Die emotionale Analyse aus der engen Praxisperspektive verstellt offenbar den Blick. Patienten gehen nicht nur in Rettungsstellen, weil sie Wartezeiten bei Haus- und Fachärzten scheuen; viele haben keinen Hausarzt, kennen keine andere Anlaufstelle oder fühlen sich in einer Notaufnahme besser behandelt. Oft schleusen Niedergelassene ihre Patienten im Zweiminutentakt durch die Praxen, vergeben möglichst nur einen Termin pro Quartal oder überweisen rasch weiter. Aber nicht ihr eigenes, ökonomisch rationales Verhalten, sondern das System ambulanter Pauschalvergütung mit Deckelung der Gesamtausgaben machen die Ärzte für das „Freibiersystem der ambulanten GKV-Medizin“ verantwortlich.

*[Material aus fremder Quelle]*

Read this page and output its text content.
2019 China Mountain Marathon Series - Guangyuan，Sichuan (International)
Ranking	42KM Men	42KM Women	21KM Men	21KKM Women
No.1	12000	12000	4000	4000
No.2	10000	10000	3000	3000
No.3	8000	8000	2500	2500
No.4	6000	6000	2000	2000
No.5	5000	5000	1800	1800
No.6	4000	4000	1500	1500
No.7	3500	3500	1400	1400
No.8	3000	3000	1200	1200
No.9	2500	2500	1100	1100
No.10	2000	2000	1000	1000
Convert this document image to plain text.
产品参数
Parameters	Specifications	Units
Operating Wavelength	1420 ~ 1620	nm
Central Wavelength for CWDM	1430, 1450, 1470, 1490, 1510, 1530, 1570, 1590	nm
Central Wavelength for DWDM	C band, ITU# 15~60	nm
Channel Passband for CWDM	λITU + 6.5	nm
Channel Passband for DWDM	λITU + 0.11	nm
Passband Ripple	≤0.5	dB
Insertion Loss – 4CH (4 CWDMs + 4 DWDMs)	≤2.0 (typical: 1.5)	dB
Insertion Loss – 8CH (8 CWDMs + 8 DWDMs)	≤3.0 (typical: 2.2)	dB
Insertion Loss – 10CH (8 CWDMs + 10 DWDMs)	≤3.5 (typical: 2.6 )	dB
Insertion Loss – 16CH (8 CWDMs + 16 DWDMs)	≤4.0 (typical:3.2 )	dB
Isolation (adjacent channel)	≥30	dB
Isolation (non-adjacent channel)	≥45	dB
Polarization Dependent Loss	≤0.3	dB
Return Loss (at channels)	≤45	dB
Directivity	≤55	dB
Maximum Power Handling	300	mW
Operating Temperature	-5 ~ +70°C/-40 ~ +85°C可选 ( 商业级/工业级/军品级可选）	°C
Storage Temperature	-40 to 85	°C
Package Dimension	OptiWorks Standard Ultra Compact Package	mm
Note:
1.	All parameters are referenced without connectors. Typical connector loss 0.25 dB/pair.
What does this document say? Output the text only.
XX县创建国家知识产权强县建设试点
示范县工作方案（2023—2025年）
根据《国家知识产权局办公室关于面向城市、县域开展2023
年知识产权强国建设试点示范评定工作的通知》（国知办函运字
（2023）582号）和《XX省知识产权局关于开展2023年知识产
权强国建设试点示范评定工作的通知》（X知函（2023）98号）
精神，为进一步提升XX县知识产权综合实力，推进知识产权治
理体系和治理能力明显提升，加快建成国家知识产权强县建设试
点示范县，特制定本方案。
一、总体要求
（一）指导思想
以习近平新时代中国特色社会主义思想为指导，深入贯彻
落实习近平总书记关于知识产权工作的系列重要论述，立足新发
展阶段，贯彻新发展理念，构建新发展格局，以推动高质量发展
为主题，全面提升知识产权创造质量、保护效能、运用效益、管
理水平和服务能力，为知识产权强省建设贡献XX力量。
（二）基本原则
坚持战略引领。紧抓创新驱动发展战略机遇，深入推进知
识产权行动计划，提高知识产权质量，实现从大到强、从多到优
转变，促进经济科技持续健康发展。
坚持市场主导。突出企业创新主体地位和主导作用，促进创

Wer von Freibier redet, will Patienten zur Kasse bitten. Gassen und Co. möchten vermeintliche Bagatellfälle mit einer „Notfallgebühr“ von 50 Euro eindämmen; bei „berechtigter“ Nutzung erhalten Patienten das Geld zurück. Abgesehen von der unvermeidlichen Willkür solcher Entscheidungen angesichts von Hunnen- und Flatrate-Stürmen, zeugt diese Forderung von Realitätsverweigerung. Noch nirgends konnten Zuzahlungen zwischen notwendig und überflüssig unterscheiden, sehr wohl aber zwischen arm und reich. Aber fast immer kommen sie das System teuer zu stehen.

Der Autor ist Facharzt für Innere Medizin, Gesundheitswissenschaftler und gesundheitspolitischer Berater; er hat eine Vertretungsprofessur an der Hochschule Fulda.